Prices Remain Stable

Stock prices, the other principal spoiler of deals, have also cooperated recently. In particular, stock prices of banks considered acquirers and those viewed as likely acquirees have not diverged significantly. That enables deals, once struck, to be concluded within the price range anticipated by both buyer and seller.

The prominent exception this year is Banc One, which terminated its deal with Firstier Financial Feb. 14. The merger agreement was originally announced in April 1993.

The highly regarded Columbus, Ohio, banking company was long accorded a premium stock price by investors, which in turn enabled it to offer healthy premiums in buyouts of other banks without unacceptable dilution for its own shareholders.

That changed last fall after investors became concerned about risks to the bank's earnings from derivatives and trading activities in a tumultuous global market. Banc One's stock was among the worst performing bank issues last year.

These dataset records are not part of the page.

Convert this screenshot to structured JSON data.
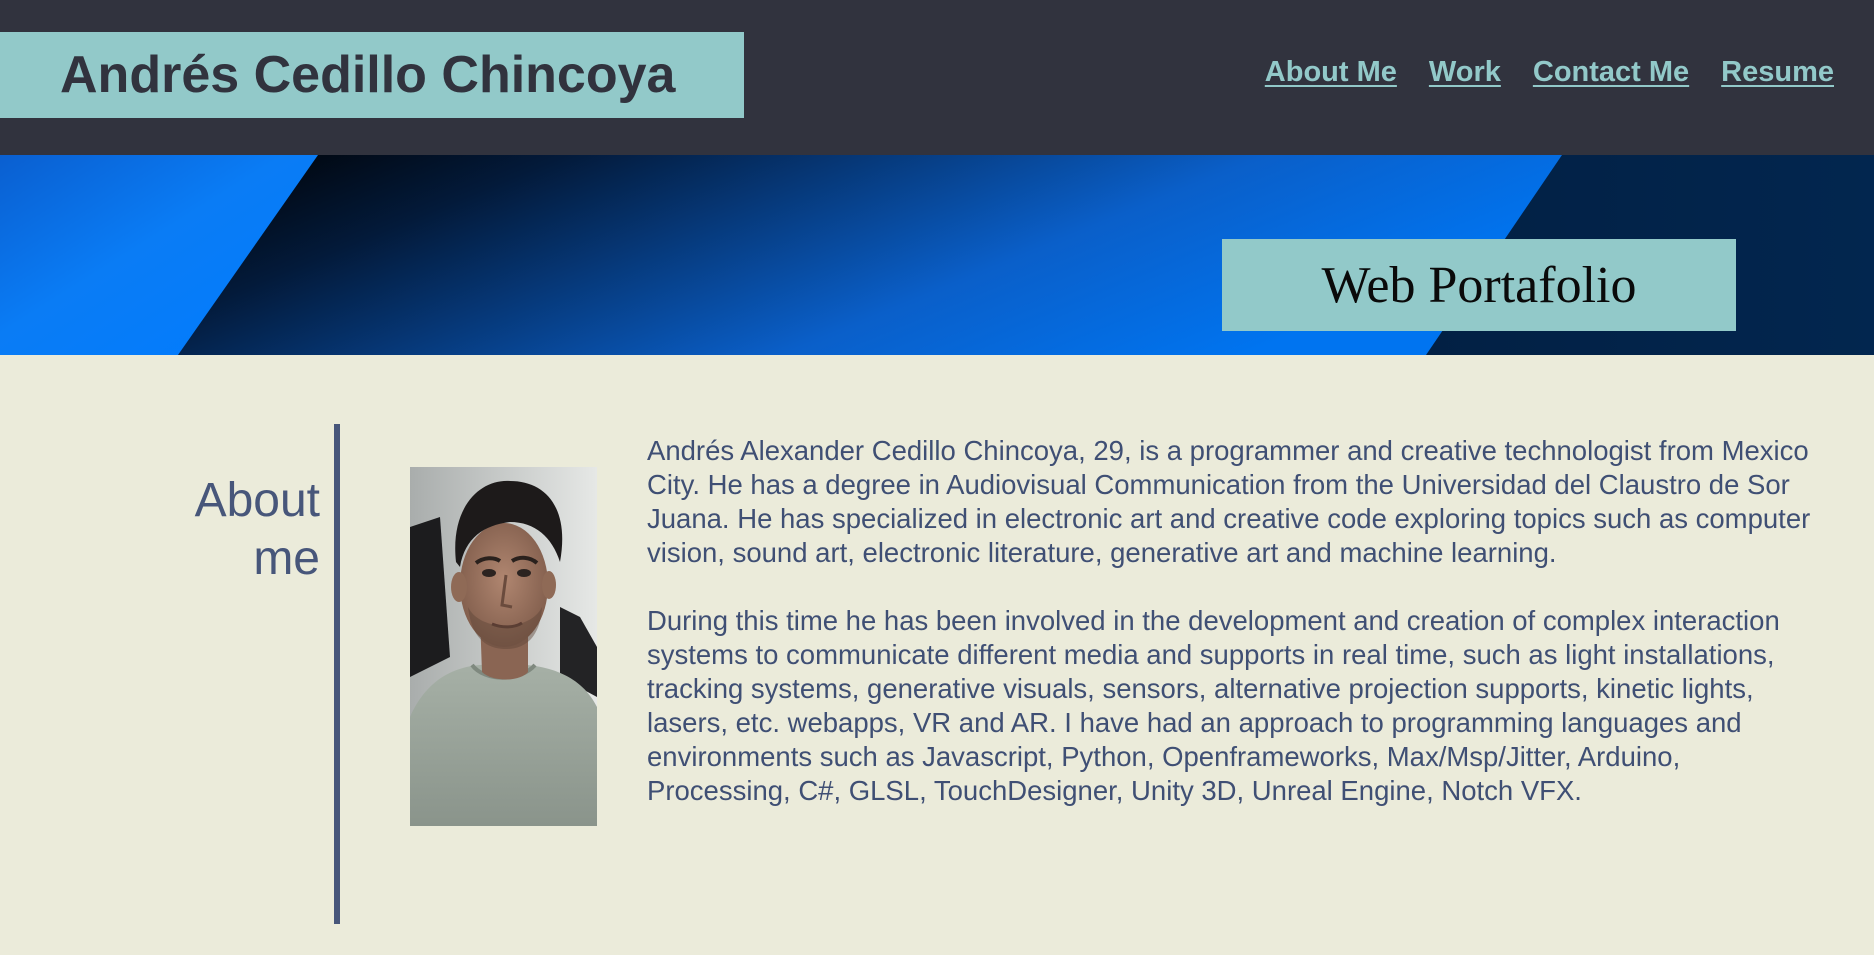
{
  "header": {
    "brand_name": "Andrés Cedillo Chincoya",
    "nav": [
      {
        "label": "About Me"
      },
      {
        "label": "Work"
      },
      {
        "label": "Contact Me"
      },
      {
        "label": "Resume"
      }
    ]
  },
  "banner": {
    "badge_text": "Web Portafolio"
  },
  "about": {
    "heading_line1": "About",
    "heading_line2": "me",
    "portrait_alt": "portrait photo",
    "paragraphs": [
      "Andrés Alexander Cedillo Chincoya, 29, is a programmer and creative technologist from Mexico City. He has a degree in Audiovisual Communication from the Universidad del Claustro de Sor Juana. He has specialized in electronic art and creative code exploring topics such as computer vision, sound art, electronic literature, generative art and machine learning.",
      "During this time he has been involved in the development and creation of complex interaction systems to communicate different media and supports in real time, such as light installations, tracking systems, generative visuals, sensors, alternative projection supports, kinetic lights, lasers, etc. webapps, VR and AR. I have had an approach to programming languages and environments such as Javascript, Python, Openframeworks, Max/Msp/Jitter, Arduino, Processing, C#, GLSL, TouchDesigner, Unity 3D, Unreal Engine, Notch VFX."
    ]
  },
  "colors": {
    "header_bg": "#31333e",
    "accent_teal": "#92c9c9",
    "page_bg": "#ebebda",
    "text_slate": "#47567a",
    "banner_blue": "#007bff",
    "banner_dark": "#001125"
  }
}
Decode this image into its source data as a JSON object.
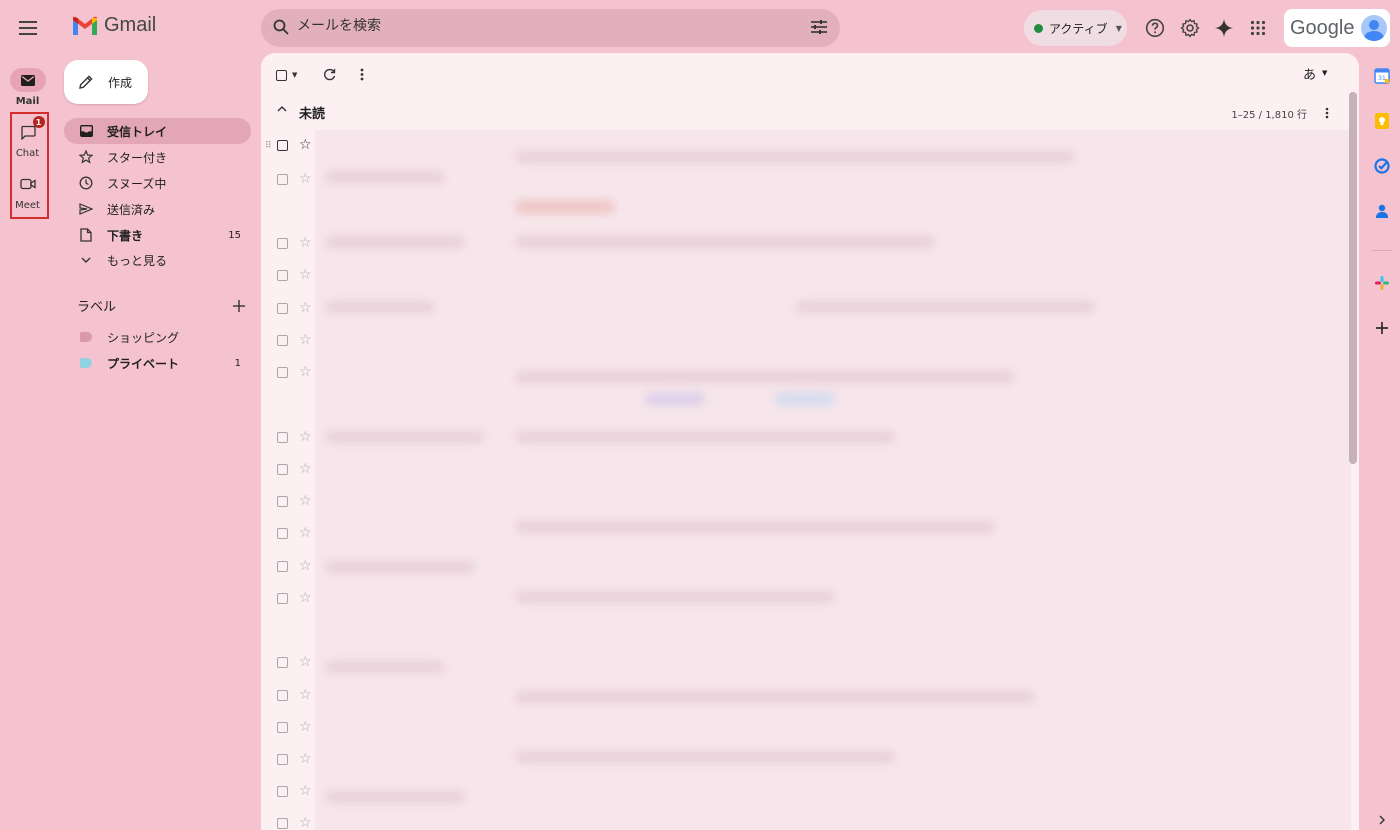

As a result, the per-share exchange ratio in the Firstier deal that had been $60 in April 1983 when the transaction was unveiled had fallen to $44.86 by last Feb. 12. That dropped the value of the deal to $535 million from $712 million.

In a plain-spoken joint statement, the banks said: "Firstier requested Banc One to increase the exchange ratio to produce a value equal to the $52 per-share walkaway price in the merger agreement, [and] Banc One declined the Firstier request."

A third problem, social issues of various kinds, which once bedeviled some deals, have also receded in prominence.

Industry watchers say that the increased experience with mergers of major banks has led to resolution of many once-troublesome issues before a deal is struck, or even as part of the merger agreement.

Moreover, closer tabs are kept on potential problems in major areas, such as data processing, that could arise in the time between the announcement and closing of a deal and prevent two banks from suddenly developing cold feet on the way to the altar.